# Hava's Theater/Flex room



## havasusun (Jan 4, 2009)

Hi Everyone. First let me say what a great resource this site is. Thanks to everyone who contributes! 

Wow this home theater stuff is very overwhelming

. 
I am building a new house and plan to have a theater room/flex family room (15'6" x 15'2"). I am attaching a copy of the blue prints with the layout of the room. Room will be used mainly at night but some use on the weekends during the day. I will do my best to control the light from the windows with curtains but I doubt I will be able to block it all out.
I was hoping to get some advise.....

1. What ceiling mounted projector would you recommend on a $2000 budget? Light from the windows will be an issue.

2. What screen would you recommend based on this setup? I am open to making it myself.
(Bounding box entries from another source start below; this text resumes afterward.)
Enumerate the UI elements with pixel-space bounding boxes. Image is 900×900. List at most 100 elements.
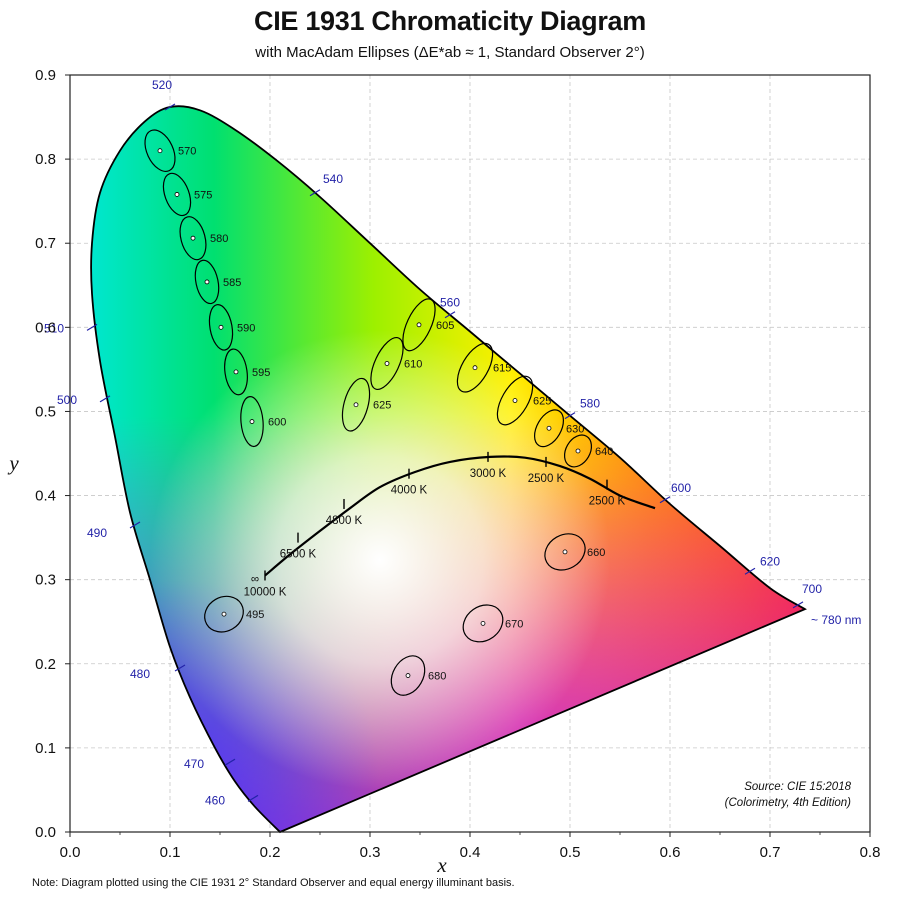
wavelength-label: 560 [440, 296, 460, 310]
wavelength-tick [86, 323, 98, 331]
ellipse-label: 595 [252, 367, 270, 379]
ellipse-label: 605 [436, 320, 454, 332]
macadam-ellipse [496, 375, 534, 426]
y-tick-label: 0.9 [35, 67, 56, 84]
wavelength-label: 490 [87, 526, 107, 540]
y-tick-label: 0.3 [35, 572, 56, 589]
ellipse-center-dot [353, 402, 359, 408]
gamut-fill [91, 106, 805, 832]
wavelength-label: 600 [671, 481, 691, 495]
macadam-ellipse [563, 434, 593, 468]
ellipse-center-dot [157, 148, 163, 154]
macadam-ellipse [462, 604, 504, 643]
wavelength-label: 460 [205, 793, 225, 807]
ellipse-center-dot [512, 398, 518, 403]
ellipse-label: 600 [268, 417, 286, 429]
ellipse-center-dot [416, 322, 422, 328]
wavelength-label: 470 [184, 757, 204, 771]
ellipse-label: 625 [373, 400, 391, 412]
y-tick-label: 0.4 [35, 488, 56, 505]
macadam-ellipse [240, 396, 264, 448]
macadam-ellipses: 570 575 580 585 590 595 600 625 610 605 615 625 630 6… [144, 129, 613, 696]
macadam-ellipse [194, 259, 220, 305]
ellipse-center-dot [218, 324, 224, 330]
wavelength-tick [99, 395, 111, 403]
wavelength-label: 700 [802, 582, 822, 596]
x-tick-label: 0.1 [160, 844, 181, 861]
wavelength-tick [659, 496, 671, 504]
axes: 0.0 0.1 0.2 0.3 0.4 0.5 0.6 0.7 0.8 0.0 0.1 0.2 0.3 0… [35, 67, 880, 861]
wavelength-tick [309, 189, 321, 197]
wavelength-label: 520 [152, 78, 172, 92]
y-tick-label: 0.1 [35, 740, 56, 757]
macadam-ellipse [533, 409, 565, 448]
macadam-ellipse [456, 342, 494, 393]
ellipse-center-dot [384, 361, 390, 366]
spectral-locus [90, 105, 807, 834]
wavelength-label: 500 [57, 393, 77, 407]
ellipse-center-dot [190, 235, 196, 241]
y-tick-label: 0.0 [35, 824, 56, 841]
ellipse-center-dot [472, 365, 478, 371]
x-tick-label: 0.6 [660, 844, 681, 861]
chart-title: CIE 1931 Chromaticity Diagram [254, 6, 646, 36]
ellipse-center-dot [405, 673, 411, 678]
wavelength-label: 580 [580, 397, 600, 411]
wavelength-tick [564, 412, 576, 420]
wavelength-tick [174, 664, 186, 672]
macadam-ellipse [204, 595, 244, 633]
macadam-ellipse [144, 129, 176, 172]
macadam-ellipse [179, 216, 207, 261]
cct-label: 10000 K [244, 586, 287, 598]
ellipse-label: 580 [210, 233, 228, 245]
ellipse-center-dot [562, 549, 568, 555]
ellipse-label: 570 [178, 146, 196, 158]
wavelength-label: 620 [760, 554, 780, 568]
ellipse-label: 590 [237, 322, 255, 334]
ellipse-center-dot [546, 425, 552, 431]
ellipse-label: 585 [223, 277, 241, 289]
x-tick-label: 0.0 [60, 844, 81, 861]
wavelength-label: 480 [130, 667, 150, 681]
ellipse-center-dot [480, 621, 486, 626]
ellipse-label: 670 [505, 618, 523, 630]
footnote: Note: Diagram plotted using the CIE 1931… [32, 877, 515, 889]
ellipse-label: 625 [533, 396, 551, 408]
wavelength-tick [224, 758, 236, 766]
macadam-ellipse [402, 298, 436, 352]
wavelength-labels: 460 470 480 490 500 510 520 540 560 580 600 620 700 ~… [44, 78, 861, 807]
macadam-ellipse [224, 348, 248, 396]
ellipse-center-dot [575, 448, 581, 454]
wavelength-tick [247, 794, 259, 802]
cct-label: 4000 K [391, 485, 428, 497]
ellipse-center-dot [233, 369, 239, 375]
macadam-ellipse [208, 304, 234, 351]
wavelength-label: 510 [44, 321, 64, 335]
wavelength-label: ~ 780 nm [811, 613, 861, 627]
y-axis-title: y [7, 451, 19, 475]
wavelength-tick [792, 601, 804, 609]
wavelength-tick [444, 311, 456, 319]
cct-label: 4800 K [326, 515, 363, 527]
planckian-locus [264, 455, 656, 577]
macadam-ellipse [370, 337, 404, 390]
cct-label: 6500 K [280, 549, 317, 561]
x-tick-label: 0.3 [360, 844, 381, 861]
ellipse-center-dot [249, 419, 255, 424]
infinity-label: ∞ [251, 573, 259, 585]
ellipse-center-dot [204, 279, 210, 285]
ellipse-label: 495 [246, 609, 264, 621]
cct-label: 2500 K [589, 496, 626, 508]
macadam-ellipse [544, 533, 586, 571]
wavelength-label: 540 [323, 172, 343, 186]
source-line-2: (Colorimetry, 4th Edition) [725, 797, 851, 809]
ellipse-label: 660 [587, 547, 605, 559]
ellipse-center-dot [221, 611, 227, 617]
ellipse-label: 615 [493, 363, 511, 375]
y-tick-label: 0.2 [35, 656, 56, 673]
x-axis-title: x [436, 853, 447, 877]
wavelength-tick [164, 103, 176, 111]
ellipse-center-dot [174, 192, 180, 197]
macadam-ellipse [162, 172, 192, 217]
3. I illustrated my speaker placement and in-wall speakers that I am using. What would you change about each?
center - Polk LCiC
front L & R - Polk LC265i
Surrounds L & R - Polk TC65i
Surrounds Rear - Polk TC60i

I know in-walls are not the best choice but this room will also be used for other purposed so the wifey is insisting on them. :innocent:

Thank you in advance for any advice!!!


----------



## hddummy (Mar 9, 2007)

looks like a good room. However, your situation is not appropriate for a 7.1 speaker setup. save some money and use 5.1 with the in-wall speakers.


----------



## salvasol (Oct 31, 2006)

havasusun said:


> I will do my best to control the light from the windows with curtains but I doubt I will be able to block it all out.


Here is a solution to block your windows ...http://www.hometheatershack.com/forums/home-audio-acoustics/9610-blocking-out-window.html



> 2. What screen would you recommend based on this setup? I am open to making it myself.


I don't use a projector, but here is a calculator for the screen size http://myhometheater.homestead.com/viewingdistancecalculator.html



> I know in-walls are not the best choice but this room will also be used for other purposed so the wifey is insisting on them. :innocent:


You're right, but what can you do ...maybe in the future you can upgrade.


----------



## havasusun (Jan 4, 2009)

salvasol said:


> Here is a solution to block your windows ...http://www.hometheatershack.com/forums/home-audio-acoustics/9610-blocking-out-window.html
> 
> 
> 
> ...


Thank you very much for the information!


----------